Ce parent d’Ennode (si sanguini non deberem) est encore jeune si l’on en croit l’expression « l’éclat de tes débuts » (principiorum luce) mais aussi le ton dédaigneux du diacre de Milan à son égard. Faute d’indications plus précises, J. R. Martindale propose deux possibilités : si le ton de ces deux épîtres nous paraît écarter son hypothèse d’une identification avec Valerius Florianus (Préfet de la Ville de Rome de 491 à 518), sa seconde hypothèse est plus probable puisqu’elle suppose une identification avec un uir spectabilis (voir PLRE, « Florianus 2 », p. 480) qui fut peut-être referendarius auprès de Théodoric (voir Cassiod. uar. I, 5). Toutefois, si Florianus était effectivement très jeune à l’époque de cette lettre, il pourrait être identifié avec le futur abbé du monasterium Romenum (près de Milan) qui fut baptisé par Ennode qu’il considérait comme son père spirituel (epist. Austrasicae 5, 4). Cet abbé, qui disparaît après 561, est probablement, en 544, le destinataire d’une lettre d’Arator, un des élèves d’Ennode, qui célèbre sa culture et sa bibliothèque, ce qui correspondrait assez bien à son épître « riche du génie romain », si l’on en croît Ennode (voir PCBE II, « Florianus 2 », p. 845-846).
Cette épître, qui devrait être consacrée à l’éloquence de Florianus, débute par une succession de sentences sur l’humilité : Ennode quitte le champ de la rhétorique pour celui de la morale chrétienne.

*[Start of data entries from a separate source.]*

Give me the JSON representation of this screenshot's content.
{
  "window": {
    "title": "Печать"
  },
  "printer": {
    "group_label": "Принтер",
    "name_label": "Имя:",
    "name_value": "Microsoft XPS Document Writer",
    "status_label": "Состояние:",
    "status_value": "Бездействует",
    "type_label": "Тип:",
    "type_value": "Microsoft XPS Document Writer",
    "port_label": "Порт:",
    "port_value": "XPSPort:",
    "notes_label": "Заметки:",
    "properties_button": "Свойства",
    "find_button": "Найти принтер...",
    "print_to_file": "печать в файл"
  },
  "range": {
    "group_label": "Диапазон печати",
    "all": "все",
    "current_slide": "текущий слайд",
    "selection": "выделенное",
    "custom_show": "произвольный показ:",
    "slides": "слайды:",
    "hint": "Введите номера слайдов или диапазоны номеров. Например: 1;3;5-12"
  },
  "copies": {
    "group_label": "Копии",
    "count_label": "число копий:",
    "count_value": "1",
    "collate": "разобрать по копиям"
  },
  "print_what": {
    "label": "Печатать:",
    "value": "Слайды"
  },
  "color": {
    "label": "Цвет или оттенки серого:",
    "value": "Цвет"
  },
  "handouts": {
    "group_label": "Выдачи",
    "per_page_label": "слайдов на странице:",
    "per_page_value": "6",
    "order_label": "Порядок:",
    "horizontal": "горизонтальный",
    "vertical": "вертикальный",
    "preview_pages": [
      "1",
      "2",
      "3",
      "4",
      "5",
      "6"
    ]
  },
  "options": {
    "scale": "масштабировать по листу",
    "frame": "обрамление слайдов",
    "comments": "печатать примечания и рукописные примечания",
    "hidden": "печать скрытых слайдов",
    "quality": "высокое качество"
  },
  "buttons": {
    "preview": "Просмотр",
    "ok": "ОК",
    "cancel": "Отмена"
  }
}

L’oratio hians est d’abord le style « avec hiatus », c’est-à-dire le style décousu (rhet. Her. 4, 18 : ea (=conpositio) conseruabitur, si fugiemus crebras uocalium concursiones quae uastam atque hiantem orationem reddunt ; « on parvient à ce résultat (=l’agencement du discours) en évitant les trop nombreuses rencontres de voyelles qui créent dans le discours des ruptures et des hiatus », trad. G. Achard ; Quint. inst. 8, 6, 62 : aspera et dura et dissoluta et hians oratio ; « le style âpre et dur et lâche et décousu », trad. J. Cousin). Mais il semble que l’oratio hians désigne ici plus généralement le style maladroit par opposition au style élevé.
Les « cothurnes » sont des chaussures hautes à l’usage des acteurs tragiques : ils s’opposent aux socci (les brodequins utilisés par les acteurs comiques) parce qu’ils sont montés sur une épaisse semelle de bois qui grandit les personnages (Hor. ars 280 : Aeschylus (…) docuit magnumque loqui nitique cothurno ; « Eschyle enseigna à parler d’une voix puissante et à monter sur le cothurne », trad. F. Villeneuve). Par extension, l’adjectif coturnus s’applique au style sublime de la tragédie (Quint. inst. 10, 1, 68 : grauitas et coturnus et sonus Sophocli ; « la gravité, le cothurne et le ton de Sophocle », trad. J. Cousin). Sidoine Apollinaire utilise cette expression lorsqu’il célèbre « ceux que le style sublime de l’éloquence latine a rendus célèbres » (epist. 2, 9, 4 : hi coturno Latiaris eloquii nobilitabantur).
Pour une justification de la leçon ego uero, voir « Prolégomènes », p. 282, notice 7.
En l’absence de toute précision d’Ennode, nous pensons qu’il s’agit non pas d’un « projet » de Florianus (lequel d’ailleurs ?) mais du propositum d’Ennode, son « mode de vie religieux », sa fonction ecclésiastique, auxquels il se consacrerait s’il n’avait pas une dette par les liens du sang (voir epist. 1, 4, 2 à Faustus note 8).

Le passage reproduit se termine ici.